Kison Patel is the Founder and CEO of DealRoom, a Chicago-based diligence management software that uses Agile principles to innovate and modernize the finance industry. As a former M&A advisor with over a decade of experience, Kison developed DealRoom after seeing first hand a number of deep-seated, industry-wide structural issues and inefficiencies.

CEO and Founder of DealRoom

Hundreds of investment bankers, law firms, and M&A brokers turn to DealRoom when conducting due diligence.

The feedback provided by these M&A practitioners is that, more often than not, financial due diligence is the area of due diligence that requires most attention.

Understanding the financial performance of a business and what’s really driving the numbers is what will make or break a deal.

We at DealRoom help many companies improving their due diligence process and in this article, we look at how to conduct financial due diligence, as well as providing a checklist of the items that require attention to ensure this part of your company’s due diligence process passes successfully.

What is Financial due diligence?

Financial due diligence is an investigative analysis of the financial performance of a company.

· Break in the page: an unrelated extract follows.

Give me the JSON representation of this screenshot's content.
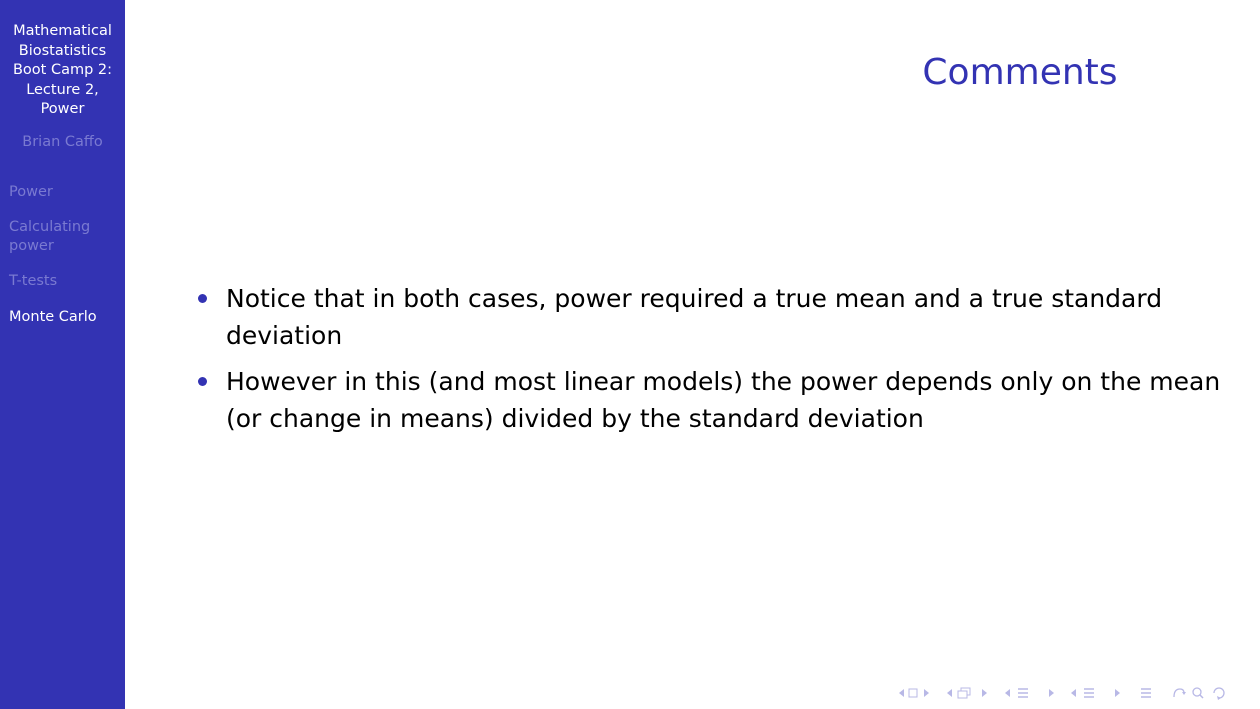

Similar to an audit, financial due diligence is conducted by outsiders looking to gain a better understanding of the financial situation that the company finds itself in, and its prospects for the future. Financial due diligence also sets out to uncover issues that might not be readily apparent in the financial statements.

Buy-side financial due diligence

When we think of financial due diligence in an M&A transaction, we’re typically thinking about due diligence from the buy-side perspective.

Indeed, that is the focus of this article and the checklist below. The aim of financial due diligence on the buy-side, as mentioned elsewhere, is to ensure that the target company’s financial situation is as healthy and prospective as you would want it to be as an acquirer.

Read more:
How to Efficiently Conduct Buy-Side Due Diligence

Sell-side financial due diligence

Despite the tendency to think of financial due diligence as a buy-side practice, there is also a need for the sell-side in a transaction to conduct its own financial due diligence.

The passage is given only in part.